Non è “figlia di”, ma sicuramente è “figlia d’arte”. Non hanno le luci dei riflettori puntate addosso, ma possono vantare una storia unica. Papà e figlia in campo con la stessa maglia, a distanza di tre decenni, entrambi in un campionato calcistico nazionale.
Anche il Padova può vantare un grado di successione in rosa, proprio come successo all’Inter con Beppe Baresi e la figlia Regina. Lui, il papà, è Giorgio Michielon, stopper biancoscudato a cavallo tra gli anni ’70 e ’80. Lei è la figlia Marta Michielon, 22enne regista del Calcio Padova Femminile. Certo, Michielon e Baresi hanno poco in comune, se non ruolo e generazione calcistica. Ma più per sfortuna che per demerito di Giorgio, il quale, dopo l’esordio in biancoscudato a 17 anni, 29 presenze e 1 gol in 3 stagioni, ha dovuto appendere le scarpe al chiodo giovanissimo, a seguito di un grave infortunio quand’era in prestito al Monselice di Reja.
Chi si sarebbe mai immaginato che quel filo spezzato l’avrebbe riannodato Marta?
«Io no di certo», sorride il papà, «Anzi, ricordo bene il giorno in cui mia figlia, a 5 anni, mi disse che voleva fare la calciatrice. Le risposi: ma come, una femminuccia? Con il sole, il ghiaccio, la pioggia? La consuetudine non vuole che una ragazza giochi a pallone. Almeno questo pensavo prima di toccare con mano lo splendido mondo del calcio femminile. Marta mi ha fatto ricredere. Non nego che, le prime volte che l’ho vista correre con quello scudo sul petto, mi sono rivisto in lei».
Marta, che nella vita studia scienze dell’educazione, ha iniziato con i maschi dell’Abano, prima di passare al vivaio del Padova femminile, di cui adesso è vice capitano della prima squadra. Ma tra i due chi è il più forte? Papà non ha dubbi.

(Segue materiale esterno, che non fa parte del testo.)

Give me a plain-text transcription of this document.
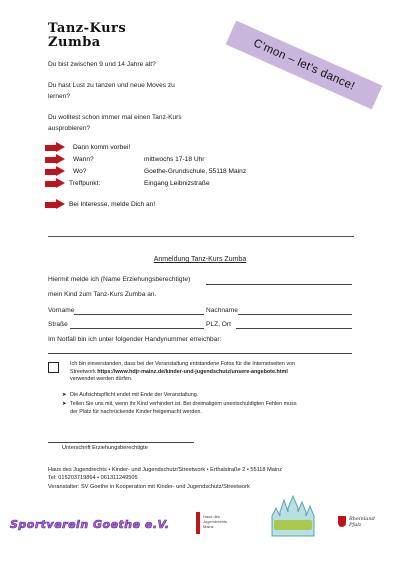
Tanz-Kurs
Zumba
Du bist zwischen 9 und 14 Jahre alt?
Du hast Lust zu tanzen und neue Moves zu lernen?
Du wolltest schon immer mal einen Tanz-Kurs ausprobieren?
C'mon – let's dance!
Dann komm vorbei!
Wann?	mittwochs 17-18 Uhr
Wo?	Goethe-Grundschule, 55118 Mainz
Treffpunkt:	Eingang Leibnizstraße
Bei Interesse, melde Dich an!
Anmeldung Tanz-Kurs Zumba
Hiermit melde ich (Name Erziehungsberechtigte)
mein Kind zum Tanz-Kurs Zumba an.
Vorname	Nachname
Straße	PLZ, Ort
Im Notfall bin ich unter folgender Handynummer erreichbar:
Ich bin einverstanden, dass bei der Veranstaltung entstandene Fotos für die Internetseiten von
Streetwork https://www.hdjr-mainz.de/kinder-und-jugendschutz/unsere-angebote.html
verwendet werden dürfen.
➤ Die Aufsichtspflicht endet mit Ende der Veranstaltung.
➤ Teilen Sie uns mit, wenn ihr Kind verhindert ist. Bei dreimaligem unentschuldigten Fehlen muss
der Platz für nachrückende Kinder freigemacht werden.
Unterschrift Erziehungsberechtigte
Haus des Jugendrechts • Kinder- und Jugendschutz/Streetwork • Erthalstraße 2 • 55118 Mainz
Tel: 015203719864 • 061311249505
Veranstalter: SV Goethe in Kooperation mit Kinder- und Jugendschutz/Streetwork
Sportverein Goethe e.V.
Haus des
Jugendrechts
Mainz
Rheinland
Pfalz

«Sicuramente lei. Io ero un giocatore più fisico, lei invece è molto più tecnica di me».
Marta annuisce:
«Questo complimento me lo fa spesso. Dopo avermi detto che corro poco, sono lenta e devo calare di peso».
Frecciatina, tra le tante che i due si scagliano, nel più classico rapporto di amore-odio tra papà e figlia ventenne. Con lui che dagli spalti urla ad ogni azione, lei che ogni tanto gli fa cenno di star zitto, ma se non viene a vedere qualche gara ne sente subito la mancanza.
«Mi spiace non averlo mai potuto vedere in campo, anche se qualche partita insieme, in spiaggia, l’abbiamo fatta», spiega Marta, che doveva ancora nascere quando il padre festeggiava il più grande trofeo della carriera, la Coppa Italia semi professionisti vinta nel 1980.
«Fui in campo in entrambe le finali», ricorda Michielon, che ha donato alla mostra dei cimeli biancoscudati la medaglia vinta quel giorno. «All’Arechi, purtroppo, causai il rigore che diede il vantaggio alla Salernitana. Finì 3-1 per loro. Ma al ritorno all’Appiani Vitale si scatenò, vincemmo 4-0 e fu una festa memorabile».
Il futuro? Entrambi non hanno dubbi: «Nel 2018 saliamo a braccetto. Padova maschile in serie B e quello femminile in A».